The chart below shows these three phases of the bull market over the past three market cycles.


It is necessary to remember what was being said during the third phase of the previous two bull market cycles.

  • Low inflation supports higher valuations
  • Valuation based on forward estimates shows stocks are cheap.
  • Low interest rates suggest that stocks can go higher.
  • Nothing can stop this market from going higher.
  • There is no risk of a recession on the horizon.
  • Markets always climb a wall of worry.
  • “This time is different than last time.”
  • This market is not anything like (name your previous correction year.)

Well, you get the idea. However, if none of this sounds familiar, it likely means you weren’t investing during the previous two bull markets. As any good lawyer will tell you – “ignorance of the law is no excuse.”

The markets are currently conforming to historical precedents that suggest investors are becoming desensitized to “risk” as markets seem invulnerable. High levels of complacency have been hallmarks of similar late-stage market advances.

It is quite likely that the markets could very well suffer some minor corrective action this summer. However, I suspect that the current advance will then continue though the end of the year as the “bullish bias” is confirmed. Such confirmation will provide the catalyst for the final advance of a “market melt up” leading to a blow-off peak as the last of investors are drawn into the frenzy.

However, that frenzy, likely in 2016, will collide with reality as the economic and fundamental weakness will converge to spark a much more serious market decline. Such an outcome was also noted by Jeremy Grantham noted in early 2014:

“My personal guess is that the U.S. market, especially the non-blue chips, will work its way higher, perhaps by 20% to 30% in the next year or, more likely, two years, with the rest of the world including emerging market equities covering even more ground in at least a partial catch-up. And then we will have the third in the series of serious market busts since 1999 and presumably Greenspan, Bernanke, Yellen, et al. will rest happy, for surely they must expect something like this outcome given their experience. And we the people, of course, will get what we deserve.”

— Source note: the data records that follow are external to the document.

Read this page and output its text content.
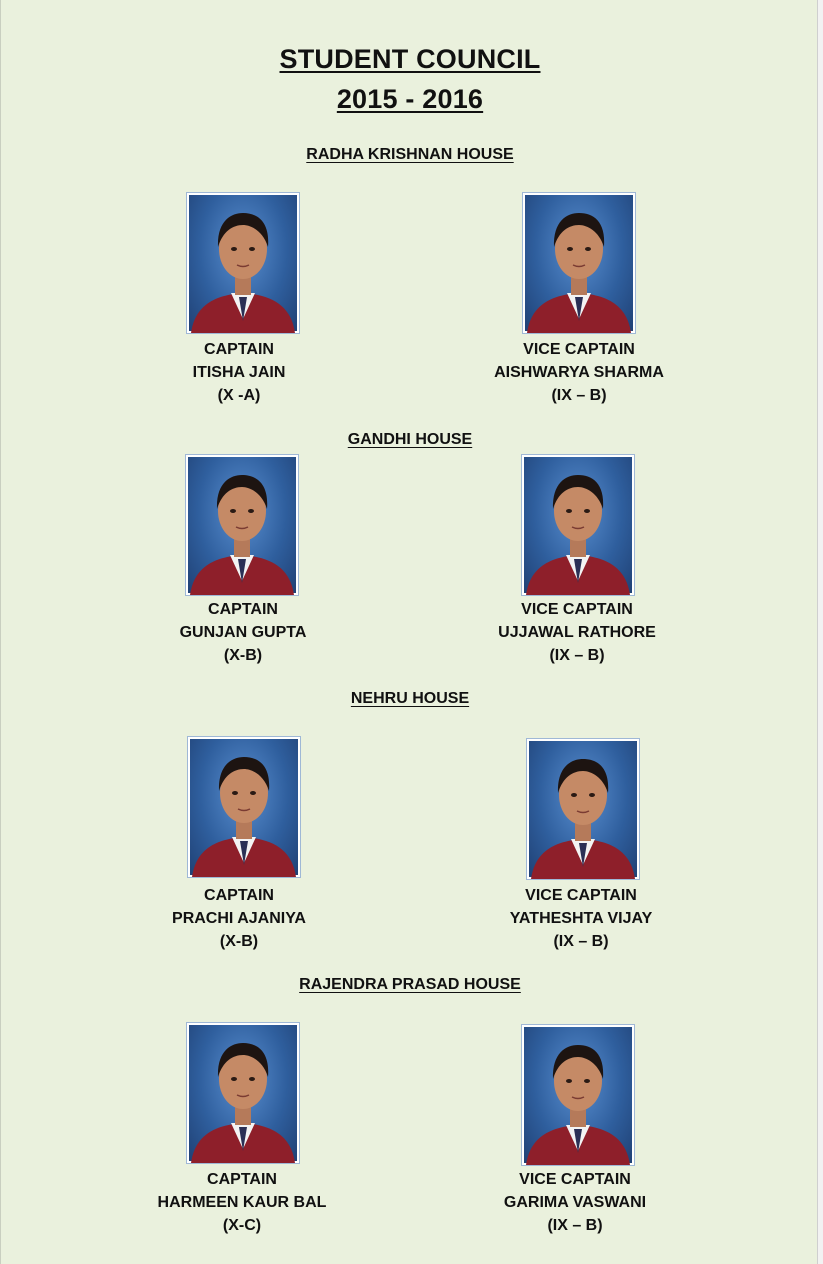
STUDENT COUNCIL
2015 - 2016
RADHA KRISHNAN HOUSE
CAPTAIN
ITISHA JAIN
(X -A)
VICE CAPTAIN
AISHWARYA SHARMA
(IX – B)
GANDHI HOUSE
CAPTAIN
GUNJAN GUPTA
(X-B)
VICE CAPTAIN
UJJAWAL RATHORE
(IX – B)
NEHRU HOUSE
CAPTAIN
PRACHI AJANIYA
(X-B)
VICE CAPTAIN
YATHESHTA VIJAY
(IX – B)
RAJENDRA PRASAD HOUSE
CAPTAIN
HARMEEN KAUR BAL
(X-C)
VICE CAPTAIN
GARIMA VASWANI
(IX – B)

Lastly, it is necessary to note that “reversions” do not occur without a catalyst. What will that catalyst be? I have no idea and nor does anyone else. It certainly appears that the threat of a global liquidity crunch from a Greek bankruptcy is of little concern and is already factored into the market.

It is the unknown, unexpected and unanticipated event that strikes the crucial blow and begins the market rout. Unfortunately, due to the increased impact of high frequency and program trading, reversions are likely to occur faster than most can adequately respond to. This is the danger that exists today.

Are we in the third phase of a bull market? I don’t know for certain. Most who read this article will say “no” as it fails to support the “bullish thesis.” But such denial was also the hallmark of every previous bull market cycle. Only in hindsight we will know for certain, but for many that could be far too late. I only suggest, as an investor myself, that we should consider the possibility, evaluate the risk and manage accordingly.